There's a considerable and growing hole in the cybersecurity field, which is estimated to grow to 3.5 million unfilled positions in 2021. "There needs to be more and more people interested in tackling careers within this field," Evans said. There has to be an increase in the high school and collegiate graduates interested in cybersecurity.
Part of that involves expanding the cybersecurity engagement pipeline to include not just educators and curriculum specialists, but also career and technical education programming, cybersecurity competition organizers, ed tech vendors and nonprofit organizations. All of these are important, Evans said, to boost engagement with the field.
Getting kids interested early is increasingly important. Jessica Boersma, a 2nd grade teacher also at Maya Angelou Elementary School, said rather than focusing too much on the negative aspects of the cyber world, educators must focus on the positives.
"With job shortages in cyber that are only growing, it is our job as educators to show the positive side and get kids excited about the cyber world" so they hopefully pursue careers in the field, she said. This begins by exposing them early, in the K-5 space, where there isn't very much material available, she said.

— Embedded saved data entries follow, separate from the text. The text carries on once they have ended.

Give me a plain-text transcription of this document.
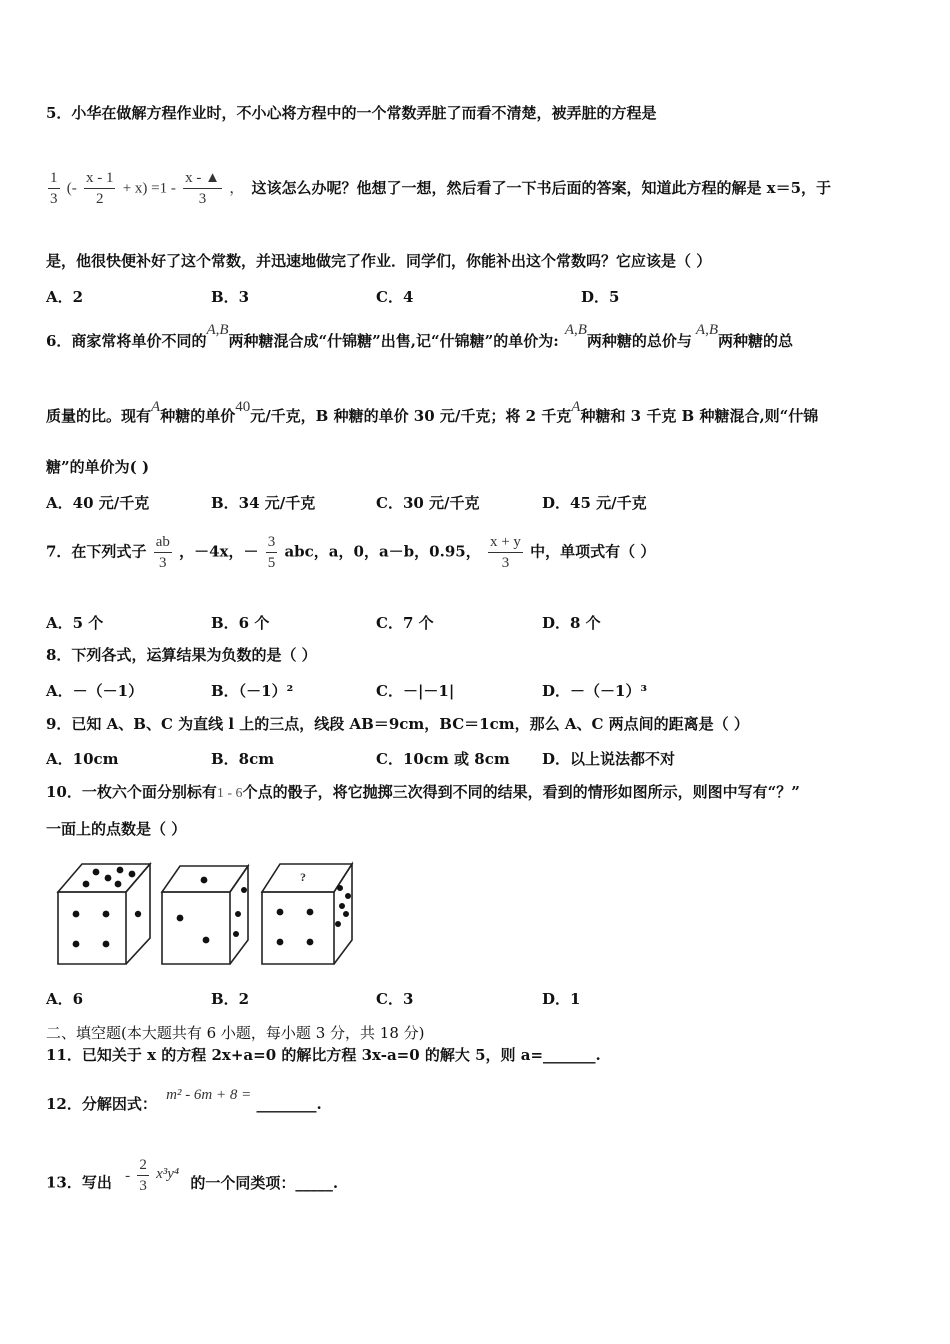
5．小华在做解方程作业时，不小心将方程中的一个常数弄脏了而看不清楚，被弄脏的方程是
$\frac{1}{3}$ (- $\frac{x - 1}{2} + x) =1 - \frac{x - ▲}{3}$ ， 这该怎么办呢？他想了一想，然后看了一下书后面的答案，知道此方程的解是 x＝5，于
是，他很快便补好了这个常数，并迅速地做完了作业．同学们，你能补出这个常数吗？它应该是（ ）
A．2	B．3	C．4	D．5
6．商家常将单价不同的A,B两种糖混合成“什锦糖”出售,记“什锦糖”的单价为:A,B两种糖的总价与A,B两种糖的总
质量的比。现有A种糖的单价40元/千克，B 种糖的单价 30 元/千克；将 2 千克A种糖和 3 千克 B 种糖混合,则“什锦
糖”的单价为( )
A．40 元/千克	B．34 元/千克	C．30 元/千克	D．45 元/千克
7．在下列式子 $\frac{ab}{3}$ ，－4x，－ $\frac{3}{5}$ abc，a，0，a－b，0.95， $\frac{x + y}{3}$ 中，单项式有（ ）
A．5 个	B．6 个	C．7 个	D．8 个
8．下列各式，运算结果为负数的是（ ）
A．－（－1）	B．（－1）²	C．－|－1|	D．－（－1）³
9．已知 A、B、C 为直线 l 上的三点，线段 AB＝9cm，BC＝1cm，那么 A、C 两点间的距离是（ ）
A．10cm	B．8cm	C．10cm 或 8cm D．以上说法都不对
10．一枚六个面分别标有1 - 6个点的骰子，将它抛掷三次得到不同的结果，看到的情形如图所示，则图中写有“？”
一面上的点数是（ ）
?
A．6	B．2	C．3	D．1
二、填空题(本大题共有 6 小题，每小题 3 分，共 18 分)
11．已知关于 x 的方程 2x+a=0 的解比方程 3x-a=0 的解大 5，则 a=_______.
12．分解因式： m² - 6m + 8 = ________.
13．写出 - $\frac{2}{3} x^3y^4$ 的一个同类项：_____.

"If we start young with them and get them interested early on, it will just keep growing and growing and growing," Boersma said, adding that educators must still keep in mind that not all students may be on the level yet to grasp some concepts, and not all schools may have the same resources to incorporate these topics at the age-appropriate level. "We don't want to make the activities too difficult because if the students get frustrated, they're just going to tap out," and it's hard to get them back in at that point.
When Boersma initially looked through K-5 lesson plans, she could immediately tell they weren't written by educators, as the activities were "way above level" and had resources out of some schools' ability to provide. This can also be a deterrent for educators to get involved.
As a result, Boersma suggested the cybersecurity world needs to work with educators to develop curriculum and resources that work to get students hooked and build interest.
"If we work hand-in-hand, we can spark a whole new conversation about a K-5 cyber curriculum," she said. "With the younger kids, we can start small [with things like digital citizenship and basic coding]. We don't need to overwhelm them."